Donald Trump is exiting the White House and heading into his limo…
…when someone pulls out a gun and aims it at him. A newbie secret service agent, spotting it first yells:"MICKEY MOUSE!". The would be assassin stops in confusion, giving the other agents time to pin down and arrest him. When the press reports were over, the newbies supervisor asks him:"Im confused, why did you shout Mickey Mouse?" "I freaked out" he answers."I meant to shout DONALD DUCK!"

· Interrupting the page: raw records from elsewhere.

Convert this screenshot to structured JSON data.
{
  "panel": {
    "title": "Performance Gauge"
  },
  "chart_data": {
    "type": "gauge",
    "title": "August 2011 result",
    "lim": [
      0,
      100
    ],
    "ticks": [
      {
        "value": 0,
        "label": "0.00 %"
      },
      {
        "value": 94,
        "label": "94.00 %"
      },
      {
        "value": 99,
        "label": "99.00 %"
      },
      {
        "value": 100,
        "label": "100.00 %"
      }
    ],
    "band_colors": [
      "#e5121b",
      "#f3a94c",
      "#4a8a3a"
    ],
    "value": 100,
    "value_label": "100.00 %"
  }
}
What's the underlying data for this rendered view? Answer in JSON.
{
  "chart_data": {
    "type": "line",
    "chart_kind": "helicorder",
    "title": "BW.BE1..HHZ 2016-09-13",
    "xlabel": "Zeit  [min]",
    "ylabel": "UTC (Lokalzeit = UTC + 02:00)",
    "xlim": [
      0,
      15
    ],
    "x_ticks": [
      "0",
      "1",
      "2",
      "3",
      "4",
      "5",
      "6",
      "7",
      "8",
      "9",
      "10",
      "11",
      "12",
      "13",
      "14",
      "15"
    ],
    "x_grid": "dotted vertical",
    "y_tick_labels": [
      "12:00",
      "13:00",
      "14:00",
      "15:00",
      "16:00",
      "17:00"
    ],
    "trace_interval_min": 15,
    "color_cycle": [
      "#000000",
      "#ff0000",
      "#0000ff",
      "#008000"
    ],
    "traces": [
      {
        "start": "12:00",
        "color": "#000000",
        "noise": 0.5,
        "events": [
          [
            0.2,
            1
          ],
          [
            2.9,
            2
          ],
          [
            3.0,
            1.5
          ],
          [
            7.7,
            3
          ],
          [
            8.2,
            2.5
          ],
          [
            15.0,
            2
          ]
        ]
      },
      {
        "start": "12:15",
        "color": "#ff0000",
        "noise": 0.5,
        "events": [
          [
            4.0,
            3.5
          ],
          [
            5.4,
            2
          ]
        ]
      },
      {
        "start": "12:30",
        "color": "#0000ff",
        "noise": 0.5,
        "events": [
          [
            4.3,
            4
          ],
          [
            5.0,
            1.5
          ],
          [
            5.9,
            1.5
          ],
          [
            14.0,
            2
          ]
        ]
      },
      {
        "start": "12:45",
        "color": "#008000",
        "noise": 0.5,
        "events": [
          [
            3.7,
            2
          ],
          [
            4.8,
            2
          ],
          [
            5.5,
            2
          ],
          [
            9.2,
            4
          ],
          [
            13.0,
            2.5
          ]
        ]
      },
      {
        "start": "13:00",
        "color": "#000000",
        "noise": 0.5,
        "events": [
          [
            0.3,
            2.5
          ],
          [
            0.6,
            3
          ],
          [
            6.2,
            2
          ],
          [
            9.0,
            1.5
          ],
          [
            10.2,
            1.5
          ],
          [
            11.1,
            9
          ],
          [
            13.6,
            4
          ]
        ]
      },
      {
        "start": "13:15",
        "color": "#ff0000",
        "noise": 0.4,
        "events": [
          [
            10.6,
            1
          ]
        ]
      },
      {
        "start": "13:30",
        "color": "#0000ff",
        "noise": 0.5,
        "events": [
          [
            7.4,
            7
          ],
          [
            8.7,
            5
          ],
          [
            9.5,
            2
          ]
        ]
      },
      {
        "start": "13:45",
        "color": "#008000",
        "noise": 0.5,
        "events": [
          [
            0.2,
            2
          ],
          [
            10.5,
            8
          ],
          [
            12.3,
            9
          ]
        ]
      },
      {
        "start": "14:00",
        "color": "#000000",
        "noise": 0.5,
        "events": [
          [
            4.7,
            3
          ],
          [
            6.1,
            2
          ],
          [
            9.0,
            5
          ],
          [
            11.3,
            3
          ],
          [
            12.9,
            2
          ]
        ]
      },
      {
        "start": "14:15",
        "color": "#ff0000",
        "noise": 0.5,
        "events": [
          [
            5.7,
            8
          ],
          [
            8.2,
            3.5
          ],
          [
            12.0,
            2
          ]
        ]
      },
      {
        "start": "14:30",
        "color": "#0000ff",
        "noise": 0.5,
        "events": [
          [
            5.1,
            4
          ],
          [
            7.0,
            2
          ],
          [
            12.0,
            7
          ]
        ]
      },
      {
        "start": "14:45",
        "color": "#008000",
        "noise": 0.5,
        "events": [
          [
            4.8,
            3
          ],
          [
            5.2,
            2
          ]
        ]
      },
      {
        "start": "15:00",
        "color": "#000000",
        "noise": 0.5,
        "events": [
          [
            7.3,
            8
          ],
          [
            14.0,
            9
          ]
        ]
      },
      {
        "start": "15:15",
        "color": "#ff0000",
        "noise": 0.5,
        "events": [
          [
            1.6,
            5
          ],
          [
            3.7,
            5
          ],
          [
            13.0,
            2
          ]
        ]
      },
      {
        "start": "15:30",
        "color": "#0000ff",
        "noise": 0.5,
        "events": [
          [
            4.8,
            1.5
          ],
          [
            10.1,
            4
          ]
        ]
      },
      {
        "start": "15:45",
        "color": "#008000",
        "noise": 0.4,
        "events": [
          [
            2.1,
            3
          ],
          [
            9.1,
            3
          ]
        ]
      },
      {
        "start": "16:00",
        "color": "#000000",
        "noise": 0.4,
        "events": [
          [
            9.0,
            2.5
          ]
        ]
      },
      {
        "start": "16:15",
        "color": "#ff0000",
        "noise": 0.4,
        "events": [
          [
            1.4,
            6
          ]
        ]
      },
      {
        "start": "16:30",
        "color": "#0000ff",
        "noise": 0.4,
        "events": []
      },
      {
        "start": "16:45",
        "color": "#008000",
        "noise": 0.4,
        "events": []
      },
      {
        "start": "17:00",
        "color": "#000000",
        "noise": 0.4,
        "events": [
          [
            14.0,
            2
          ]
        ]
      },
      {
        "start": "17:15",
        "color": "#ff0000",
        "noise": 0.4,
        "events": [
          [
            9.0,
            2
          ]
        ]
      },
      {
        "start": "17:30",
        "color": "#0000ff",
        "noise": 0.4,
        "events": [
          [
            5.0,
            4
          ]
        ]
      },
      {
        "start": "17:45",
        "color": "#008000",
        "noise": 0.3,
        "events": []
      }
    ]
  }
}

A slice of pie is $2.50 in Jamaica and $3.00 in the Bahamas
These are the pie rates of the Caribbean.
What are bald sailors most worried about?
Cap sizes!
Spelling An L
Is down-right easy
An 18 year old girl tells her mom that she has missed her period for two months
Very worried, the mother goes to the drugstore and buys a pregnancy kit. The test result shows that the girl is pregnant. Shouting, cursing, crying, the mother says, "Who was the pig that did this to you? I want to know!" The girl picks up the phone and makes a call. Half an hour later, a Ferrari stops in front of their house. A mature and distinguished man with gray hair and impeccably dressed in an Armani suit steps out of the of the Ferrari and enters the house. He sits in the living room with the father, mother, and the girl and tells them: "Good morning, your daughter has informed me of the problem. I can't marry her because of my personal family situation but I'll take charge." "I will pay all costs and provide for your daughter for the rest of her life." "Additionally, if a girl is born, I will bequeath a Ferrari, a beach house, two retail stores, a townhouse, a beachfront villa, and a $2,000,000 bank account. If a boy is born, my legacy will be a couple of factories and a $4,000,000 bank account. If twins, they will receive a factory and $2,000,000 each. However, if there is a miscarriage, what do you suggest I do?" At this point, the father, who had remained silent, places a hand firmly on the man's shoulder and tells him, "You fuck her again."